Intel® oneAPI Math Kernel Library
Ask questions and share information with other developers who use Intel® Math Kernel Library.

Sparse matrix-multiple vectors products

asd__asdqwe
Beginner
294 Views

Hello,

I would like to compute Y^T = AX^T where A is sparse, and Y and X are dense matrices (which results from the concatenation of multiple vectors in row-major order). I've seen that you released an interface to Feast on the last update. When ijob = 30, this is what one needs to compute when using row-major order, and I was wondering if the implentation of such a procedure is available in the MKL.

Thank you.

0 Kudos
4 Replies
Sergey_P_Intel2
Employee
294 Views

 

Hello,

If I understood your question correctly you've asked about multiplication of sparse matrix by dense matrix where dense matrix is stored in row-major (C-style) order, right? MKL already supports such functionality. For example in ?CSRMM interfaces for 0-based CSR matrix it is supposed that dense matrices are stored in row-major order (C style) while for 1-based indexing they are supposed to be presented in column-major order (Fortran style).

Regards,

Sergey

0 Kudos
asd__asdqwe
Beginner
294 Views

Hello Sergey,

Thanks for your answer. I didn't think that the numbering of the CSR would impact on the order of the dense matrix (I thought it was only dependant on the compiler - C v. Fortran). I can now get the correct results, but what it basically means is that, if I call dcsrmm with the exact same parameters, changing only matdescra[3] from 'F' to 'C' (and changing indx and pntrb accordingly by decrementing all values by 1), I won't get the same results, right ? I saw on the last update that "performance of 0-based DCSRMM improved significantly". Is there some kind of scaling benchmarks available to compare 0-based and 1-based DCSRMM ? Which one would you rather use if you had the choice ?

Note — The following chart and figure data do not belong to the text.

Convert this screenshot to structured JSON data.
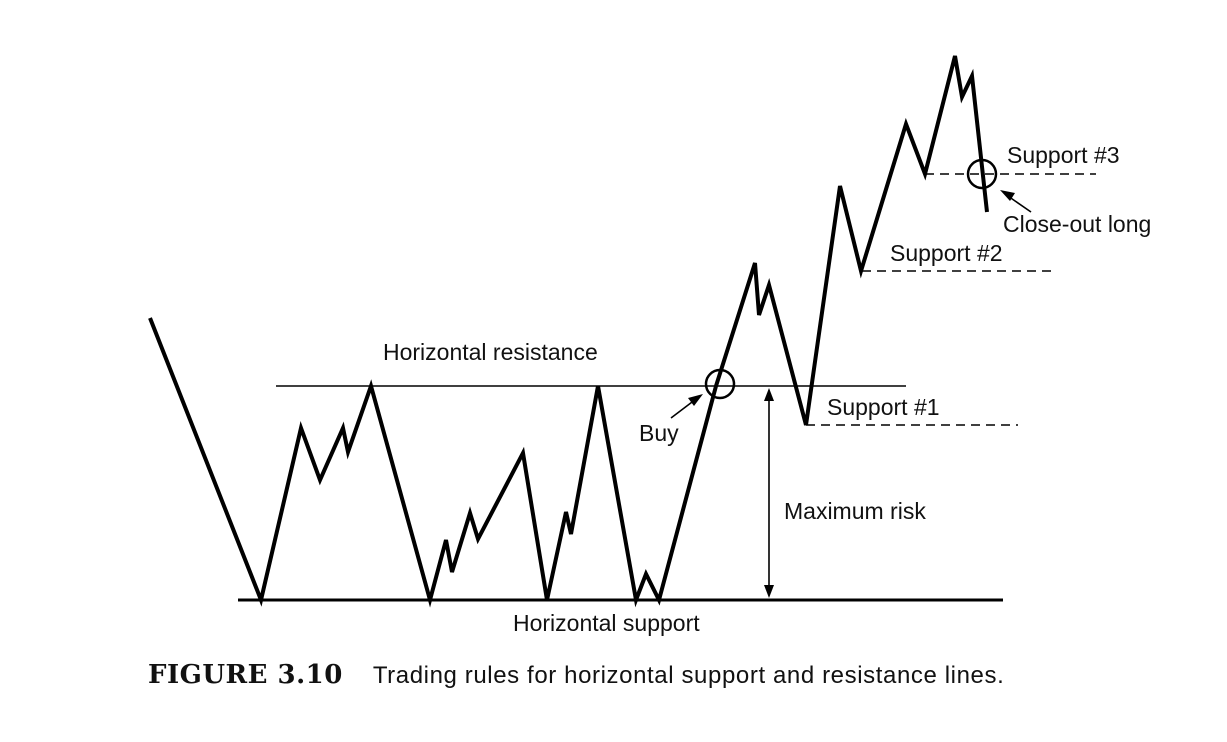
{
  "diagram": {
    "labels": {
      "horizontal_resistance": "Horizontal resistance",
      "horizontal_support": "Horizontal support",
      "buy": "Buy",
      "maximum_risk": "Maximum risk",
      "support_1": "Support #1",
      "support_2": "Support #2",
      "support_3": "Support #3",
      "close_out_long": "Close-out long"
    },
    "colors": {
      "ink": "#000000",
      "background": "#ffffff"
    }
  },
  "caption": {
    "number": "FIGURE 3.10",
    "text": "Trading rules for horizontal support and resistance lines."
  }
}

Thanks a lot for your help !

0 Kudos
Sergey_P_Intel2
Employee
294 Views

Hello!

Yes, you are right: changing only matdescra[3] from 'F' to 'C' and decrementing indices by 1 will not produce the same result. For correct result transposition of dense matrices is also required.

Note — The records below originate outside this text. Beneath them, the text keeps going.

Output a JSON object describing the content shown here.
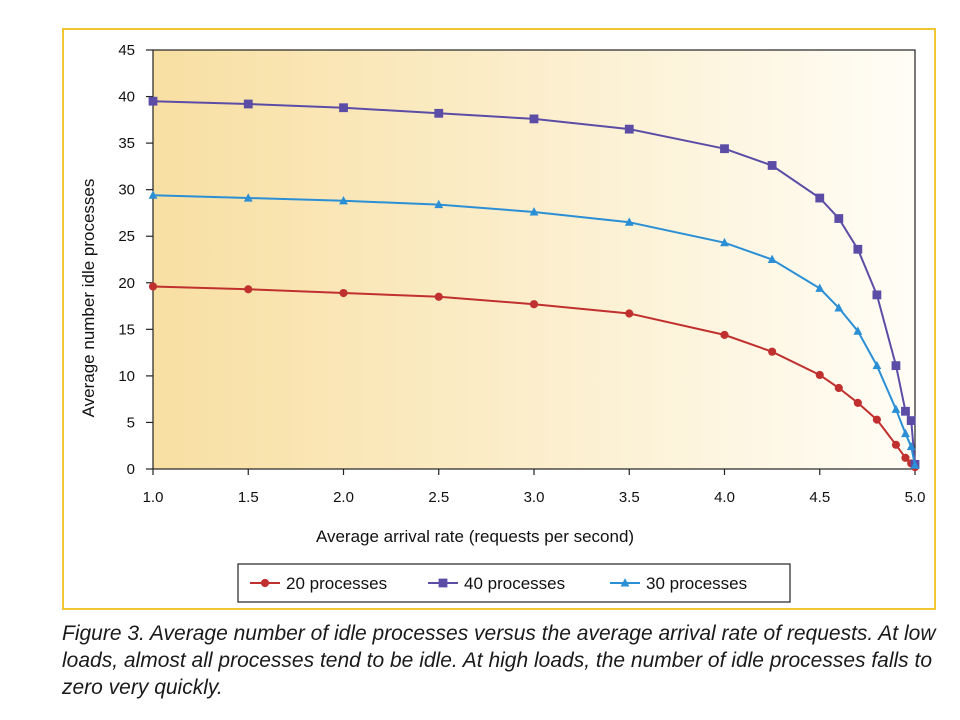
{
  "chart_data": {
    "type": "line",
    "title": "",
    "xlabel": "Average arrival rate (requests per second)",
    "ylabel": "Average number idle processes",
    "xlim": [
      1.0,
      5.0
    ],
    "ylim": [
      0,
      45
    ],
    "xticks": [
      "1.0",
      "1.5",
      "2.0",
      "2.5",
      "3.0",
      "3.5",
      "4.0",
      "4.5",
      "5.0"
    ],
    "yticks": [
      "0",
      "5",
      "10",
      "15",
      "20",
      "25",
      "30",
      "35",
      "40",
      "45"
    ],
    "grid": false,
    "legend_position": "bottom",
    "series": [
      {
        "name": "20 processes",
        "color": "#c0302e",
        "marker": "circle",
        "x": [
          1.0,
          1.5,
          2.0,
          2.5,
          3.0,
          3.5,
          4.0,
          4.25,
          4.5,
          4.6,
          4.7,
          4.8,
          4.9,
          4.95,
          4.98,
          5.0
        ],
        "y": [
          19.6,
          19.3,
          18.9,
          18.5,
          17.7,
          16.7,
          14.4,
          12.6,
          10.1,
          8.7,
          7.1,
          5.3,
          2.6,
          1.2,
          0.6,
          0.2
        ]
      },
      {
        "name": "40 processes",
        "color": "#5b4da6",
        "marker": "square",
        "x": [
          1.0,
          1.5,
          2.0,
          2.5,
          3.0,
          3.5,
          4.0,
          4.25,
          4.5,
          4.6,
          4.7,
          4.8,
          4.9,
          4.95,
          4.98,
          5.0
        ],
        "y": [
          39.5,
          39.2,
          38.8,
          38.2,
          37.6,
          36.5,
          34.4,
          32.6,
          29.1,
          26.9,
          23.6,
          18.7,
          11.1,
          6.2,
          5.2,
          0.5
        ]
      },
      {
        "name": "30 processes",
        "color": "#2b8fd6",
        "marker": "triangle",
        "x": [
          1.0,
          1.5,
          2.0,
          2.5,
          3.0,
          3.5,
          4.0,
          4.25,
          4.5,
          4.6,
          4.7,
          4.8,
          4.9,
          4.95,
          4.98,
          5.0
        ],
        "y": [
          29.4,
          29.1,
          28.8,
          28.4,
          27.6,
          26.5,
          24.3,
          22.5,
          19.4,
          17.3,
          14.8,
          11.1,
          6.4,
          3.8,
          2.4,
          0.4
        ]
      }
    ]
  },
  "colors": {
    "frame_border": "#f2c533",
    "plot_gradient_left": "#f8dfa2",
    "plot_gradient_right": "#fffdf6"
  },
  "caption": "Figure 3. Average number of idle processes versus the average arrival rate of requests. At low loads, almost all processes tend to be idle. At high loads, the number of idle processes falls to zero very quickly."
}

For general non-transposed case I'd prefer to use 0-based DCSRMM instead of 1-based one.

Regards,

Sergey

0 Kudos
asd__asdqwe
Beginner
294 Views

I'm sorry to bother you again about this matter but do you think there is a way to avoid transposing the dense matrices, for example by calling DCSCMM instead of DCSRMM and working with the transpose ?

Thanks for any help that could lead to a way to compute B = A * X where each column of X are stored contiguously in memory without having to transpose dense matrices with a 0-based general CSR matrix.